There is something I have come to realize: there is always a battle being waged on some front of our lives. When one ends, another begins. Throughout the course of this life we will face unfavorable odds in many different situations, while in others we may feel our victory secure. Yet in each the outcome is not the most important aspect. It is the way in which we fought that is most important; it is the similarity to Christ we displayed in our character; it is the humility we demonstrated when we lost and the grace we exhibited when we won.  

Here is one certainty with which we can comfort ourselves: Christ will have the victory in the end. There is no one more powerful than He, no one wiser, and no one more capable.
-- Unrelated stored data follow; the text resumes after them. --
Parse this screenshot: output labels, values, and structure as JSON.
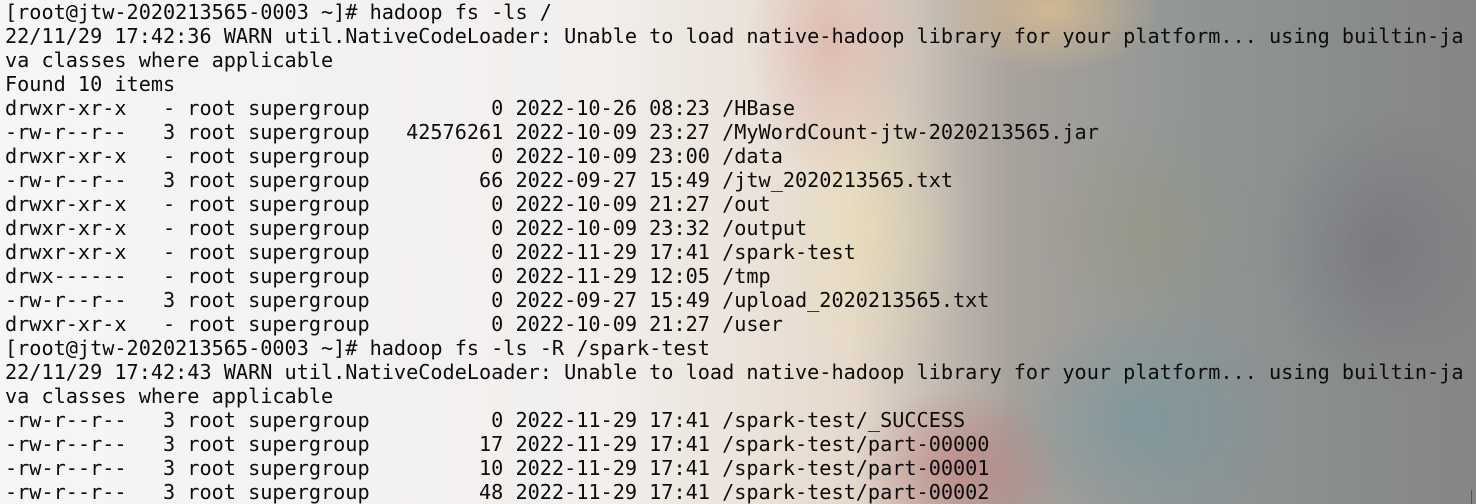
{
  "terminal": {
    "lines": [
      "[root@jtw-2020213565-0003 ~]# hadoop fs -ls /",
      "22/11/29 17:42:36 WARN util.NativeCodeLoader: Unable to load native-hadoop library for your platform... using builtin-ja",
      "va classes where applicable",
      "Found 10 items",
      "drwxr-xr-x   - root supergroup          0 2022-10-26 08:23 /HBase",
      "-rw-r--r--   3 root supergroup   42576261 2022-10-09 23:27 /MyWordCount-jtw-2020213565.jar",
      "drwxr-xr-x   - root supergroup          0 2022-10-09 23:00 /data",
      "-rw-r--r--   3 root supergroup         66 2022-09-27 15:49 /jtw_2020213565.txt",
      "drwxr-xr-x   - root supergroup          0 2022-10-09 21:27 /out",
      "drwxr-xr-x   - root supergroup          0 2022-10-09 23:32 /output",
      "drwxr-xr-x   - root supergroup          0 2022-11-29 17:41 /spark-test",
      "drwx------   - root supergroup          0 2022-11-29 12:05 /tmp",
      "-rw-r--r--   3 root supergroup          0 2022-09-27 15:49 /upload_2020213565.txt",
      "drwxr-xr-x   - root supergroup          0 2022-10-09 21:27 /user",
      "[root@jtw-2020213565-0003 ~]# hadoop fs -ls -R /spark-test",
      "22/11/29 17:42:43 WARN util.NativeCodeLoader: Unable to load native-hadoop library for your platform... using builtin-ja",
      "va classes where applicable",
      "-rw-r--r--   3 root supergroup          0 2022-11-29 17:41 /spark-test/_SUCCESS",
      "-rw-r--r--   3 root supergroup         17 2022-11-29 17:41 /spark-test/part-00000",
      "-rw-r--r--   3 root supergroup         10 2022-11-29 17:41 /spark-test/part-00001",
      "-rw-r--r--   3 root supergroup         48 2022-11-29 17:41 /spark-test/part-00002"
    ]
  }
}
Some of our battles will be lost, some won, but in the end He will prevail and those who believe will be resting in His arms, no longer tasked with participating in the battles that are inevitably inherent to this life.  

            I am grateful to know the Lord and the love He has for me, and I am grateful that He has been thus moved to remind me of the blessings I have in Him.      



When I Think Of His Love


When I think of the cross where my Savior died,
‘Neath the frown of darkened skies,
When I hear the groan of the Crucified
            And I look on those death-closed eyes,
When I know that for me He the anguish bore,
            From sin He might set me free,
Oh, I know that I’ll love him forevermore,
            When I think of His love for me.
 
When I think of the grave where they laid my Lord,
            And they sealed Him within the gloom
When I think how according to His Word
            He arose from that vanquished tomb,
Oh, I know that for me He endured it all,
            My eyes with tears grow dim,
While low at His feet in love I fall
            Whenever I think of Him.


Written by Louis Paul Lehman, Jr. 212 Victory Poems, page 23.


 


Tuesday, January 27, 2015

The Wisdom of Submission


            One of the things for which I am so grateful is not commonly thought of as something good: I am grateful for the droughts in life. It seems contrary to success or improvement, but the droughts that we suffer through can teach us more than we might at first believe.

            It is not easy, living day to day on minimal “fuel”, so to speak; not only that, it makes us ill-equipped to search for a way out of  our dry-situation. It seems an infinite cycle of failure: no fuel, no chance to find a way out; no way out, no chance to find more fuel.  

            It is a comparison to our spiritual lives: without taking of the daily bread of the word, we will not be strong enough to fight in the battle of sin versus holiness; without yielding to the guidance of the Lord Jesus, we will be forever lost in a desert that robs us from the comfort and peace of Christ.

            The wisdom that comes from this is: enjoy Christ. His hand will lead us. His word will feed us. Our action is merited by our in-action: learn of His wisdom, cease from creating a wisdom apart from Him; learn of the value of His guidance, cease from searching for a way out; learn of the “nutrition” of His fuel, of the Holy Word, and enjoy the protection it offers from the pitfalls of our own striving and attempted self-salvation.

            Sometimes it takes a drought to realize how rich we are – it is that for which I am so grateful.